De no habérseles atascado los mocasines Ferragamo azul marino en las fibras de lana de la moqueta verde botella del salón, habría lucido un nuevo cardado que dejaba caer un rizo castaño sobre su ceja derecha habitualmente arqueada, y presumido de las uñas que pintó anoche su nieta Gala a juego con su sobria sombra de ojos granate. Matilda tropezó, se fracturó la cadera y no pudo asistir al desfile del Día de la Hispanidad.

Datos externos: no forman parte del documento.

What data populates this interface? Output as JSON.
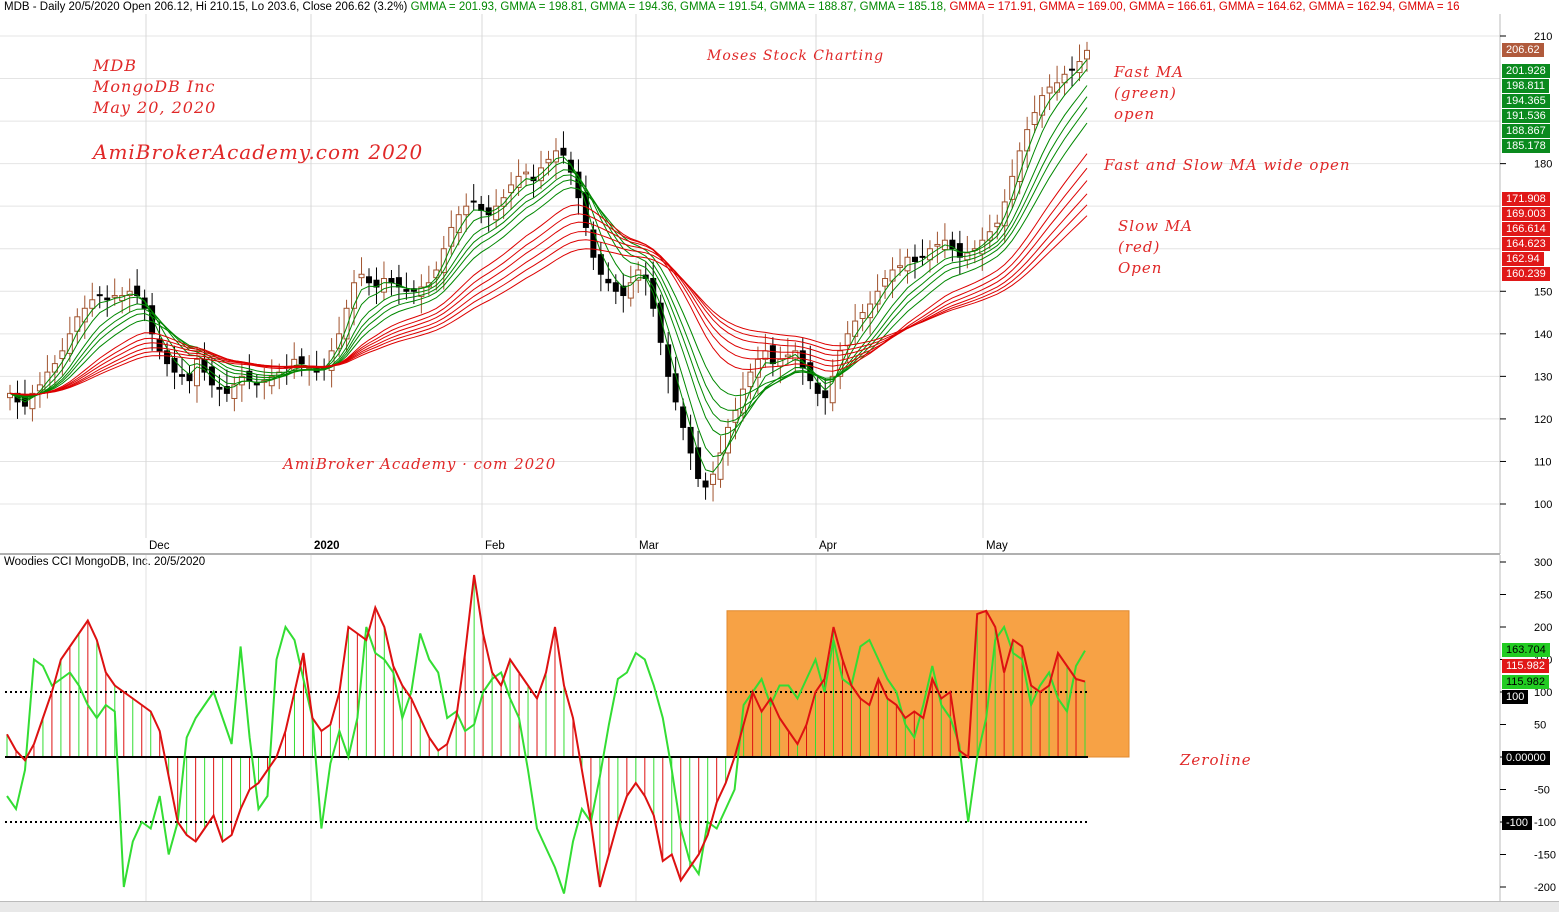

Era una octogenaria solamente afectada por ello físicamente, y podría haber conducido esa mañana su Nissan Micra gris desde Beloso Bajo al centro de Pamplona para ver el desfile de la Guardia Civil sobre el pavimento mojado de la Avenida Galicia. Podría haber vibrado ilusionada con algo que no hacía desde hace un año: sostener una banderilla española. Podría haber visto a sus amigas Blanca, Ana y María Jesús y hablado del verano de Gala en Estados Unidos, haberse quejado del sintrón y de que cada vez arrastra más los pies, insultado a Pedro Sánchez, si acaso comentado la lluvia de octubre y haber estrechado la mano a algún excombatiente.
Habría estrechado las manos, y con firmeza, porque su padre Eneldo Zumalacárregui -sastre y emprendedor empedernido- le enseñó a hacerlo como un hombre, porque creía en las mujeres. Igual que ella creía en España, y no en el ente ficticio que relatan las noticias, que está escrito sobre el papel y de vez en cuando se manifiesta en las camisetas de fútbol que se ven por la tele. No sabía por qué creía, pero sabía que no dependía de la República, la Monarquía, el Franquismo o el Marxismo.
No lo sabía porque no era algo que Matilda esperase de ella misma. Era atea ya que su orgullo le obligaba a responder sola a sus preguntas. Además, tampoco había cuidado nunca sus convicciones, porque no eran algo que los demás pudiesen examinar. Su madre Esmeralda le enseñó a tocar el piano y las letras del jazz lento de Nat King Cole, pero Matilda nunca captó la pasión por la música. Eneldo la mimó y la privó de la pasión por la independencia. Ella peinaba con recelo su cardado, pero permitía enredones en su nuca. Sus vestidos de punto de seda de colores pastel no tenían una arruga, pero ignoraba las carreras de sus medias. Atesoraba entre los libros del salón las cartas de Boston de Gala y las del internado de Southampton de su hija Sol, pero despreciaba indiferente los escritos en los que, con letra salvaje y divertida, respondía en nombre de Dios.
Sus ojos grises habrían sido igual de indiferentes de no ser por su ceja desafiante; y su mirada, hostil de no ser por su media sonrisa. Su planta no era altanera ni su actitud defensiva. Todo lo contrario, su cuerpo era ligero y relajado. Incluso encorvaba la espalda, dejando esa como la única debilidad visible. Aunque no la acomplejaba, a veces se erguía cuando recibía visitas. Así, envolvía los invitados con sus largos brazos y los guiaba al segundo piso.
Se enorgullecía de todo lo que cuidaba y se fascinaba con las reacciones de sus espectadores. Lo primero en el tour, después de subir las escaleras de madera rojiza, era un cuadro de la familia Zumalacárregui. Señalaba a Eneldo, a Esmeralda, a su hermano Marco, a Sol, a Gala. Caminando hacia el salón, hablaba de las alfombras marrones con detalles dorados de origen persa que compró su difunto marido Álvaro. Señalaba el juego de té de porcelana británica que le regaló Sol y se paraba solemne ante el piano de pared que heredó de Esmeralda. Deleitaba a los invitados que pedían una canción con un llano “no”.
Desde el suelo, miraba condescendientemente al piano. Boca abajo, la risa por la ironía de su situación apaciguaba el dolor de la cadera. Si Matilda no hubiera cuidado lo visible, habría desnudado el parqué, evitándose limpiar la moqueta y peinar los flecos de las alfombras de Álvaro si libraba Felicia, y no habría tenido intención de ver el desfile de la Guardia Civil. En su lugar, habría intentado tocar, por primera vez, “Iberia” de Isaac Albéniz hasta el final, y disfrutado, como un norteamericano que ama el Mississippi, un ruandés que ama las montañas o un uruguayo que ama a Pepe Mujica, de su particular y único sentimiento patriota.